Prazer ao comer, sim! Irresponsabilidade, bem-estar tem preço, e é bem caro! Então, atente-se à:
- Quantidade – Quanto é suficiente para suprir as necessidades? Leve e considere suas atividades e gastos metabólicos. O volume é um bom sinalizador, dependendo do próximo item – a qualidade.

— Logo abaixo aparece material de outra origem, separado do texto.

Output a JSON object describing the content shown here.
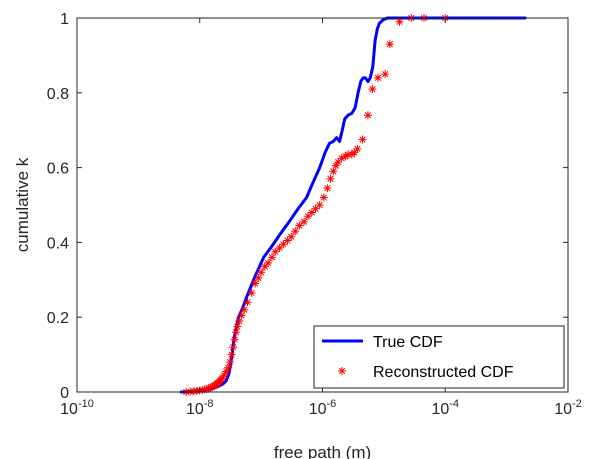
{
  "chart_data": {
    "type": "line",
    "xscale": "log",
    "xlabel": "free path (m)",
    "ylabel": "cumulative k",
    "xlim": [
      1e-10,
      0.01
    ],
    "ylim": [
      0,
      1
    ],
    "x_ticks": [
      {
        "value": 1e-10,
        "base": "10",
        "exp": "-10"
      },
      {
        "value": 1e-08,
        "base": "10",
        "exp": "-8"
      },
      {
        "value": 1e-06,
        "base": "10",
        "exp": "-6"
      },
      {
        "value": 0.0001,
        "base": "10",
        "exp": "-4"
      },
      {
        "value": 0.01,
        "base": "10",
        "exp": "-2"
      }
    ],
    "y_ticks": [
      {
        "value": 0,
        "label": "0"
      },
      {
        "value": 0.2,
        "label": "0.2"
      },
      {
        "value": 0.4,
        "label": "0.4"
      },
      {
        "value": 0.6,
        "label": "0.6"
      },
      {
        "value": 0.8,
        "label": "0.8"
      },
      {
        "value": 1,
        "label": "1"
      }
    ],
    "grid": false,
    "legend_position": "bottom-right",
    "series": [
      {
        "name": "True CDF",
        "style": "line",
        "color": "#0000ff",
        "x": [
          5e-09,
          8e-09,
          1.2e-08,
          1.6e-08,
          2e-08,
          2.4e-08,
          2.7e-08,
          3e-08,
          3.3e-08,
          3.6e-08,
          3.9e-08,
          4.3e-08,
          5e-08,
          6e-08,
          8e-08,
          1.1e-07,
          1.5e-07,
          2e-07,
          3e-07,
          4e-07,
          5.5e-07,
          7e-07,
          9e-07,
          1.1e-06,
          1.3e-06,
          1.5e-06,
          1.7e-06,
          1.9e-06,
          2.1e-06,
          2.3e-06,
          2.6e-06,
          3e-06,
          3.4e-06,
          3.8e-06,
          4.2e-06,
          4.6e-06,
          5e-06,
          5.5e-06,
          6e-06,
          6.6e-06,
          7.2e-06,
          7.8e-06,
          8.4e-06,
          9e-06,
          9.7e-06,
          1.04e-05,
          1.1e-05,
          1.16e-05,
          1.22e-05,
          1.3e-05,
          1.4e-05,
          1.6e-05,
          2e-05,
          3e-05,
          6e-05,
          0.0001,
          0.0003,
          0.001,
          0.002
        ],
        "y": [
          0.0,
          0.002,
          0.005,
          0.01,
          0.015,
          0.022,
          0.03,
          0.05,
          0.09,
          0.14,
          0.17,
          0.2,
          0.225,
          0.26,
          0.31,
          0.36,
          0.39,
          0.42,
          0.46,
          0.49,
          0.52,
          0.56,
          0.6,
          0.64,
          0.665,
          0.67,
          0.68,
          0.67,
          0.7,
          0.73,
          0.74,
          0.745,
          0.76,
          0.8,
          0.83,
          0.84,
          0.84,
          0.83,
          0.84,
          0.87,
          0.94,
          0.97,
          0.985,
          0.99,
          0.995,
          0.997,
          0.999,
          1,
          1,
          1,
          1,
          1,
          1,
          1,
          1,
          1,
          1,
          1,
          1
        ]
      },
      {
        "name": "Reconstructed CDF",
        "style": "marker",
        "marker": "asterisk",
        "color": "#ff0000",
        "x": [
          6e-09,
          7e-09,
          8e-09,
          9e-09,
          1e-08,
          1.1e-08,
          1.2e-08,
          1.3e-08,
          1.4e-08,
          1.5e-08,
          1.6e-08,
          1.7e-08,
          1.8e-08,
          1.9e-08,
          2e-08,
          2.1e-08,
          2.2e-08,
          2.3e-08,
          2.5e-08,
          2.7e-08,
          2.9e-08,
          3.1e-08,
          3.3e-08,
          3.5e-08,
          3.7e-08,
          3.9e-08,
          4.1e-08,
          4.4e-08,
          4.8e-08,
          5.3e-08,
          6e-08,
          7e-08,
          8e-08,
          9e-08,
          1e-07,
          1.15e-07,
          1.3e-07,
          1.5e-07,
          1.7e-07,
          2e-07,
          2.3e-07,
          2.7e-07,
          3.1e-07,
          3.6e-07,
          4.2e-07,
          5e-07,
          5.8e-07,
          6.7e-07,
          7.7e-07,
          9e-07,
          1.05e-06,
          1.2e-06,
          1.35e-06,
          1.5e-06,
          1.65e-06,
          1.8e-06,
          2.05e-06,
          2.35e-06,
          2.6e-06,
          3e-06,
          3.3e-06,
          3.7e-06,
          4.5e-06,
          5.5e-06,
          6.5e-06,
          8e-06,
          1.05e-05,
          1.25e-05,
          1.8e-05,
          2.8e-05,
          4.5e-05,
          0.0001
        ],
        "y": [
          0.0,
          0.001,
          0.002,
          0.003,
          0.004,
          0.005,
          0.007,
          0.008,
          0.01,
          0.012,
          0.014,
          0.016,
          0.019,
          0.022,
          0.025,
          0.028,
          0.032,
          0.036,
          0.045,
          0.055,
          0.065,
          0.08,
          0.1,
          0.12,
          0.14,
          0.16,
          0.175,
          0.19,
          0.205,
          0.22,
          0.24,
          0.265,
          0.29,
          0.305,
          0.32,
          0.335,
          0.345,
          0.36,
          0.375,
          0.385,
          0.395,
          0.405,
          0.415,
          0.43,
          0.445,
          0.455,
          0.47,
          0.48,
          0.49,
          0.5,
          0.52,
          0.545,
          0.57,
          0.59,
          0.605,
          0.615,
          0.625,
          0.63,
          0.635,
          0.635,
          0.64,
          0.65,
          0.675,
          0.74,
          0.81,
          0.84,
          0.85,
          0.93,
          0.99,
          1.0,
          1.0,
          1.0
        ]
      }
    ]
  }
}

- Qualidade – O que se come faz toda a diferença. Ninguém pode fazer uma boa receita com matérias-primas estragadas. Material “de primeira” constrói uma saúde igualmente “de primeira”.
- Harmonia – Como montar seu cardápio? A proporção entre os nutrientes é essencial para suprir as necessidades nutricionais. Entre 50% e 60% de carboidratos; entre 10% e 20% de proteínas; e no máximo 30% de gordura.
- Adequação – Por que e para que comer? Gostos, hábitos, ciclos da vida, atividades que realiza são alguns dos direcionadores para se escolher um alimento, uma dieta.